A strong dream to avoid extra pounds, it is important to get 7-9 hours of sleep per day. Studies show that lack of sleep can lead to weight gain, so observing this norm will help maintain health and control over the weight.

Avoid TV Reducing the time of watching TV up to 10 hours a week can help you lose weight. Studies show that even a slight reduction in time in front of the screen allows you to burn in addition to 119 calories per day, which gives impressive results in the year. In addition, while watching the TV, try to carry out light homework to increase the burning of calories.

Regular walking regular training, including daily physical activity lasting about 60 minutes, is important for losing weight and maintaining a figure in the form. Instead of familiar exercises, try changing intensity, for example, alternating speed while walking to burn more calories. Scientists have confirmed that speed variations can increase the efficiency of training by 20%.

Regular weighing daily weighing is a simple and effective way of losing weight. Studies show that this practice helps to be responsible in the issue of weight control. For accurate results, do this daily at the same time, which will avoid body weight fluctuations.

Put the fork after each piece slower and put the fork on a plate after each piece - this will allow the stomach to signal the brain about satiety. According to studies, thus, you will eat 66 calories less for the meal.. This strategy allows you to reduce weight to 10 kg per year.

Baluing yourself with your favorite food too diverse menu can prevent your attempt to lose weight. Studies have shown that people with a more diverse diet had a greater increase in the circumference of the waist than those who ate a limited number of products.
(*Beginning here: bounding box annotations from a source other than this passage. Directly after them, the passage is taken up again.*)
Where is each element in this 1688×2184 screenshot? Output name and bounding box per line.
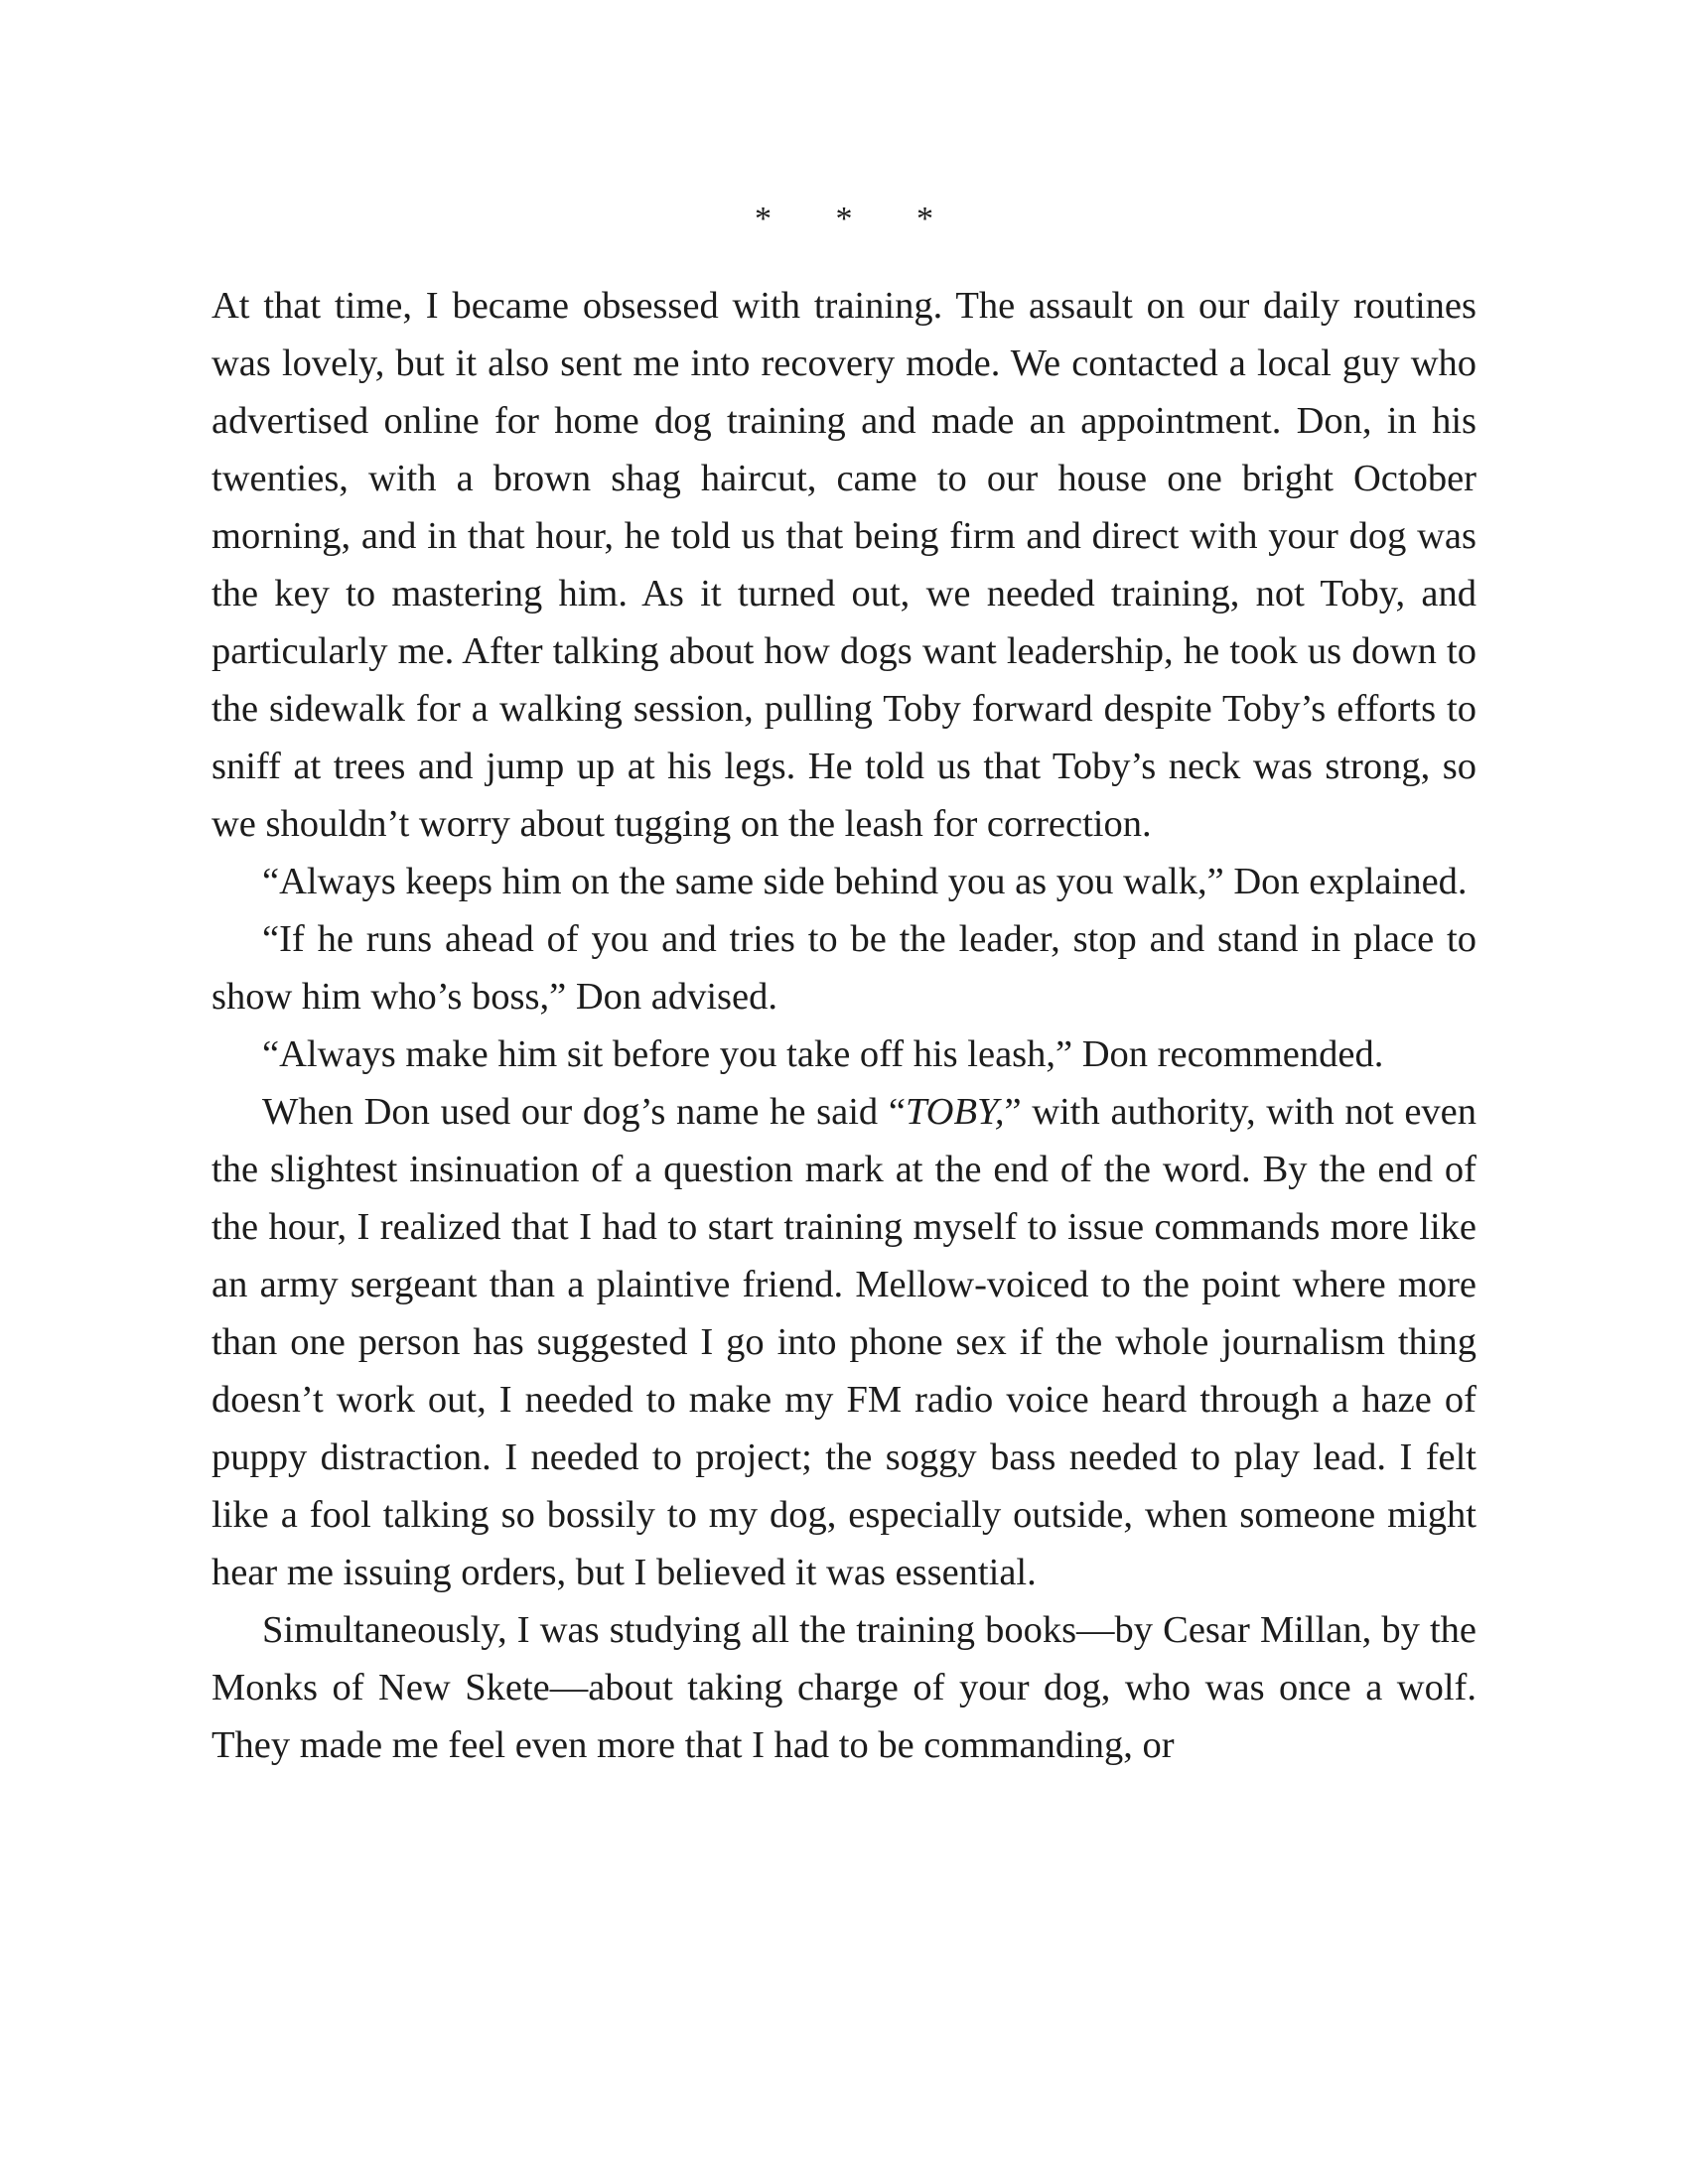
paragraph-toby-authority [211, 1083, 1477, 1601]
italic-dog-name: TOBY, [905, 1091, 1005, 1133]
paragraph-segment: ” with authority, with not even the slightest insinuation of a question mark at the end of the word. By the end of the hour, I realized that I had to start training myself to issue commands more like an army sergeant than a plaintive friend. Mellow-voiced to the point where more than one person has suggested I go into phone sex if the whole journalism thing doesn’t work out, I needed to make my FM radio voice heard through a haze of puppy distraction. I needed to project; the soggy bass needed to play lead. I felt like a fool talking so bossily to my dog, especially outside, when someone might hear me issuing orders, but I believed it was essential. [211, 1091, 1477, 1593]
paragraph-quote-same-side: “Always keeps him on the same side behind you as you walk,” Don explained. [262, 861, 1468, 902]
paragraph-training-intro: At that time, I became obsessed with training. The assault on our daily routines was lovely, but it also sent me into recovery mode. We contacted a local guy who advertised online for home dog training and made an appointment. Don, in his twenties, with a brown shag haircut, came to our house one bright October morning, and in that hour, he told us that being firm and direct with your dog was the key to mastering him. As it turned out, we needed training, not Toby, and particularly me. After talking about how dogs want leadership, he took us down to the sidewalk for a walking session, pulling Toby forward despite Toby’s efforts to sniff at trees and jump up at his legs. He told us that Toby’s neck was strong, so we shouldn’t worry about tugging on the leash for correction. [211, 285, 1477, 845]
paragraph-quote-runs-ahead: “If he runs ahead of you and tries to be the leader, stop and stand in place to show him who’s boss,” Don advised. [211, 918, 1477, 1018]
paragraph-quote-sit: “Always make him sit before you take off his leash,” Don recommended. [262, 1033, 1384, 1075]
paragraph-training-books: Simultaneously, I was studying all the training books—by Cesar Millan, by the Monks of New Skete—about taking charge of your dog, who was once a wolf. They made me feel even more that I had to be commanding, or [211, 1609, 1477, 1766]
body-text [211, 277, 1477, 1774]
paragraph-segment: When Don used our dog’s name he said “ [262, 1091, 906, 1133]
section-separator: * * * [755, 201, 961, 237]
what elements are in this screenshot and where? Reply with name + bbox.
Therefore, to control weight, focus on a simple, stable diet.

Avoid added sugar to lose weight, begin to reduce the consumption of added sugar. It is recommended not to exceed 6 teaspoons (25 g) of sugar for women and 9 teaspoons (37 g) for men per day, since excess sugar helps to gain weight. Reducing the amount of sugar in the diet automatically reduces calories, forcing the body to use fatty supplies for energy, which helps to lose weight.

Consume products with a high fiber content reduction in the consumption of added sugar and replacing simple carbohydrates with foods with a high fiber content can significantly help in weight loss.

Studies show that an increase in fiber to 28 g per day, even without physical exercises, leads to weight loss and a decrease in hunger. You can get fiber from natural products, such as beans, fruits, vegetables and whole grains.

There is more protein protein helps to remain well -fed, since it requires more energy to process it than for carbohydrates or fats. To increase protein consumption, add Greek yogurt to the diet or choose cottage cheese with a high protein content.